Between Cages

A Triggering Myth Album Reviews

Gibraltar Encyclopedia Of Progressive Rock, 1996
Authur Unknown

Between Cages is the third solid effort from this American duo of Tim Drumheller and Rick Eddy. No significant style changes are heard on these six songs; their strength continues to be the interplay between Drumheller and Eddy's keyboards. One significant improvement is drummer Moe Vfushateel. Though not an official member of the band -- Ken Golden tells me the pair would love to have a full-time drummer -- real drums played by a live drummer add a new dimension that a drum machine can't provide: feel. Vfushateel's jazzy snare work compliments the often jazzy comping of the keyboards. The opening "Habile" is a jazzy but perfunctory tune showcasing the band's style but it doesn't stand out from their better efforts. Two songs that do stand are "Deftly Dodging" and the ten minute "Squdge." An Arabesque figure leads off "Deftly Dodging," upon which Drumheller and Eddy build up contrapuntal layers of synths and guitars. Vfushateel's brush work really helps set the mood of the quiet middle section. "Squdge" once again brings out the dark, brooding side of ATM, beginning with clanking percussion sounds and other dissonance, then a somber section, then a jazzy solo that reminds me of Gilgamesh or the like, and still more follows.

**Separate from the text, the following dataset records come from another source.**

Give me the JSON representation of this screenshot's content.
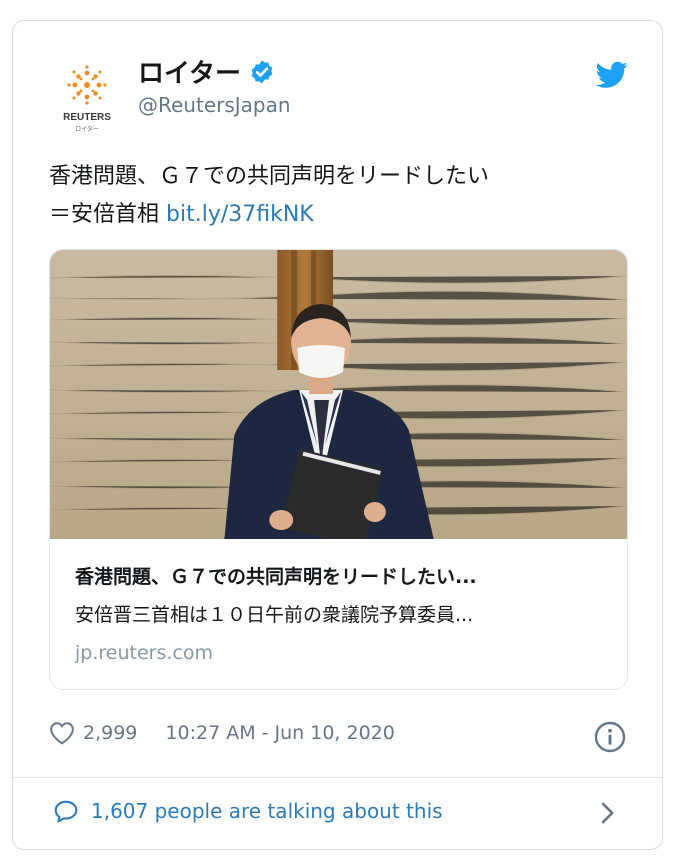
{
  "author": {
    "logo_text": "REUTERS",
    "logo_sub": "ロイター",
    "name": "ロイター",
    "handle": "@ReutersJapan"
  },
  "tweet": {
    "text_line1": "香港問題、Ｇ７での共同声明をリードしたい",
    "text_line2": "＝安倍首相",
    "link": "bit.ly/37fikNK"
  },
  "embed": {
    "title": "香港問題、Ｇ７での共同声明をリードしたい...",
    "description": "安倍晋三首相は１０日午前の衆議院予算委員...",
    "domain": "jp.reuters.com"
  },
  "meta": {
    "likes": "2,999",
    "timestamp": "10:27 AM - Jun 10, 2020"
  },
  "footer": {
    "talking": "1,607 people are talking about this"
  },
  "colors": {
    "accent": "#1da1f2",
    "link": "#2b7bb9",
    "muted": "#657786",
    "border": "#e1e8ed",
    "reuters_orange": "#f08c1e"
  },
  "icons": [
    "reuters-logo-icon",
    "verified-badge-icon",
    "twitter-bird-icon",
    "heart-icon",
    "info-icon",
    "speech-bubble-icon",
    "chevron-right-icon"
  ]
}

Opening and closing with a paraphrase of "L'elefante bianco," "Il Voce" is a "live in the studio" recorded tribute to Demetrio Stratos, the extraordinary vocalist of Area. Not the band's best effort but their intention is admirable. "Midiots, Vidiots and the Digitally Delayed" could have come from Djam Karet's Reflections From the Firepool and introduces the 21 minute "Between Cages" suite which is the album's highlight. Moody, jazzy, dark, classical, playful...all the hallmarks of A Triggering Myth can be heard in this suite. Because Between Cages is quite similar to Twice Bitten, the band is in danger of stagnation creeping in on future releases. I hope ATM find a new challenge to stimulate their compositional creativity, but Between Cages is still an excellent effort from this duo.